Portland voters on March 3 will decide if they want to use ranked-choice voting to elect City Council and School Board members. (Portland Phoenix/Colin Ellis)

In an RCV system, voters rank candidates by preference. A candidate must secure a majority of the vote to be declared the winner. If after the first round of ballots has been counted and no candidate has a majority, the candidate with the fewest first-place votes is eliminated and voters who picked that candidate as No. 1 have their next-choice votes counted. A new tally is conducted and the process is repeated until a candidate has won the outright majority.

Last November, the District 3 City Council seat was won by Tae Chong, who received 43 percent of the votes – a plurality, but not the majority. In the mayoral race, Snyder was declared the winner with 62 percent of the vote after two instant run-offs.

RCV was extended to statewide primaries and federal contests by the Legislature last year.

The city measure is being spearheaded by a group called Fair Elections Portland, which is also supporting an initiative to have candidates for mayor, City Council, and School Board be publicly funded to stem what the group’s website calls “the tide of big money’s influence” and enable candidates to run more competitive races.

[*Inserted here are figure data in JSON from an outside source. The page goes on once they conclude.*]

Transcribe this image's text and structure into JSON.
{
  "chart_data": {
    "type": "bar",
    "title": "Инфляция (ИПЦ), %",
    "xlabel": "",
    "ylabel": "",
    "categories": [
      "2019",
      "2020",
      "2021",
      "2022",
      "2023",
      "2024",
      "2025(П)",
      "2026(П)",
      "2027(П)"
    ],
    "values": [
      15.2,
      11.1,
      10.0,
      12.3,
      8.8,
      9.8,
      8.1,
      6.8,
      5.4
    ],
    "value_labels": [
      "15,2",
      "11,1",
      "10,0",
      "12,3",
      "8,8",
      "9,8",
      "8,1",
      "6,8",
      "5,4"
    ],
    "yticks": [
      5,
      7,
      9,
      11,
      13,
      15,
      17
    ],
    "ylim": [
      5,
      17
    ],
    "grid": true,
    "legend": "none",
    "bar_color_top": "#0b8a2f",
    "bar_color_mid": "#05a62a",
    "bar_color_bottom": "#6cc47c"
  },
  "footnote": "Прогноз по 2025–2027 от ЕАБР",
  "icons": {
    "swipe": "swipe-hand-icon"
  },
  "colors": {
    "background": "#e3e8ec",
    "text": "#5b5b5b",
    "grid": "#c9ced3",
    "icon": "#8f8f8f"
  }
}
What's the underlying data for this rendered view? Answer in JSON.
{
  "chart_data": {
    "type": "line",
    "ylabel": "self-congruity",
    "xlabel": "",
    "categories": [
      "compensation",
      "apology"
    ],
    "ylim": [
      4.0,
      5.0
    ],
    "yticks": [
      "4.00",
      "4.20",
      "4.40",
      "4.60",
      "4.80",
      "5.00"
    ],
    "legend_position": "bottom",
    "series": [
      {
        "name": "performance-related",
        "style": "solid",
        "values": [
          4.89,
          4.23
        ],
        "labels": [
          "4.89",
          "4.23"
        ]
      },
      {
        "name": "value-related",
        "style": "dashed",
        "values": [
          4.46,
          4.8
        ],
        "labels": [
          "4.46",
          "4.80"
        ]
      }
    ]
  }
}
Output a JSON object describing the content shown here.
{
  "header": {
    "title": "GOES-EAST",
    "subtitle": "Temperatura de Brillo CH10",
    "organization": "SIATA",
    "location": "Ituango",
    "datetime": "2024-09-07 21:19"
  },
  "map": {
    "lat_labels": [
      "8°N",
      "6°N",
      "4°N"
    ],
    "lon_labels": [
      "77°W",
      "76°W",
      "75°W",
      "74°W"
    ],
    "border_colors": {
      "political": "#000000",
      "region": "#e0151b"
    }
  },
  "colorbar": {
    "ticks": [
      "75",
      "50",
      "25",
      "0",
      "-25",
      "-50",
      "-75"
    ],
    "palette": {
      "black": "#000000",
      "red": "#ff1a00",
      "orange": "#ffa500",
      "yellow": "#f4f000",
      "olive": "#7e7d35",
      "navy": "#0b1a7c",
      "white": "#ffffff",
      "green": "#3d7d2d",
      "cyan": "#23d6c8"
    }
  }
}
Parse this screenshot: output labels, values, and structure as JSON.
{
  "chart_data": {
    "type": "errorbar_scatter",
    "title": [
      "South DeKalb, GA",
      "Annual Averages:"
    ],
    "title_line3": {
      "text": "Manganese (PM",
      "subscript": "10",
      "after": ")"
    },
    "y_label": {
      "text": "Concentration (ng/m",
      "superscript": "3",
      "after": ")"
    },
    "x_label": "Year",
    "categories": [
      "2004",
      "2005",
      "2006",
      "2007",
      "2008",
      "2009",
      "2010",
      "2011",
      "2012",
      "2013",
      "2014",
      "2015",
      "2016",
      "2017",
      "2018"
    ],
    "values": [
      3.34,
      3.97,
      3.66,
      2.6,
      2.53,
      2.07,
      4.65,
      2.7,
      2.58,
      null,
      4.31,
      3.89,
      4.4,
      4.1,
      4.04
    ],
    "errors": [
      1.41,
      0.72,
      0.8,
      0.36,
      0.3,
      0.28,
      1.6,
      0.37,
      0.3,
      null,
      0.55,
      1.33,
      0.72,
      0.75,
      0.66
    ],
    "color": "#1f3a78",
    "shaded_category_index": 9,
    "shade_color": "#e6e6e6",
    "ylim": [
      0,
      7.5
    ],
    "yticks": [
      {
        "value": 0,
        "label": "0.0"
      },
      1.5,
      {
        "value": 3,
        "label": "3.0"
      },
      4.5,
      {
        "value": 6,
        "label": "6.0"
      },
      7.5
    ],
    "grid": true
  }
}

A representative of Fair Elections Portland did not respond to a request for comment on the measure Monday, but the group’s website states RCV gives voters the chance to support the candidate they want, and not “the lesser of two evils.”

“You have the freedom to vote for the candidate you like the best without worrying that you will help to elect the candidate you like the least,” the group says.

The Maine Republican Party has challenged the ranked-choice system and is circulating a petition to put a question on the November ballot that would repeal the state law that extends RCV to presidential elections. The GOP plans to collect signatures at polling places on March 3.

Maine’s first-in-the-nation ranked-choice system was able to withstand a federal legal challenge in 2018 after Democrat Jared Golden defeated incumbent Rep. Bruce Poliquin in the 2nd Congressional District.

“One person, one vote is a bedrock American principle,” said Dr. Demi Kouzounas, chairwoman of the Maine Republican Party. “Ranked-choice voting is a direct violation of that principle and threatens the rights of all Mainers and delegitimizes our election process.”